The forces of opposition Scotland can nearly exclusively, with the exception of Galloway, be found in the self-organised, unofficial, pro-independence groups springing up the length and breadth of the country.

These groups seem to have an impatience about the state of modern Scotland and a disbelief in the complacent stories of our elites, institutions and insider groups. For too long, Scotland has been a place where it has been widely taken as a given that we champion social justice, question power, and distrust hierarchy and status. Yet, such beliefs are often just assumed, and seldom acted upon. A profound disjuncture between action and words has too often been part of progressive Scotland’s tradition.

The emerging forces of opposition Scotland, pro-independence, but seeing it as a means to an end, rather than an end in itself, and challenging the narrow bandwidth of difference between the main political parties the constitutional question apart, are tapping into something powerful and potent which has an emotional resonance.
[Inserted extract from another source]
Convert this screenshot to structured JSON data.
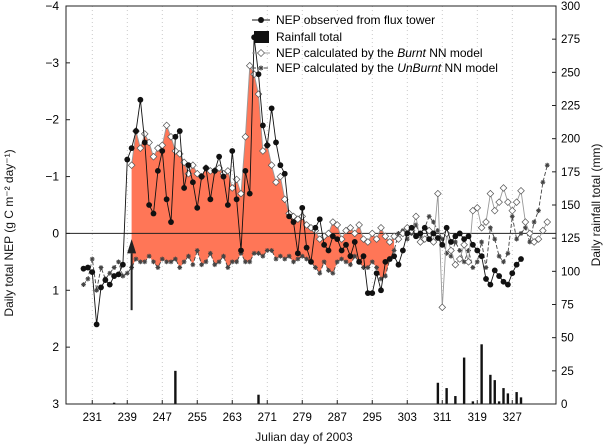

This shift is about so much more than independence. From the Euro elections this week to the declining, discredited Westminster system and the current Scottish debate, our conventional political tribes have failed us.

This is an age of discontent and dismay at what the political and corporate elites have colluded in, and one direct result of this has been the rise of a whole host of independent voices and a new age of opposition. Whatever the result on September 18th, these emerging, challenging voices will have a significant impact on the result and the Scotland that evolves afterwards.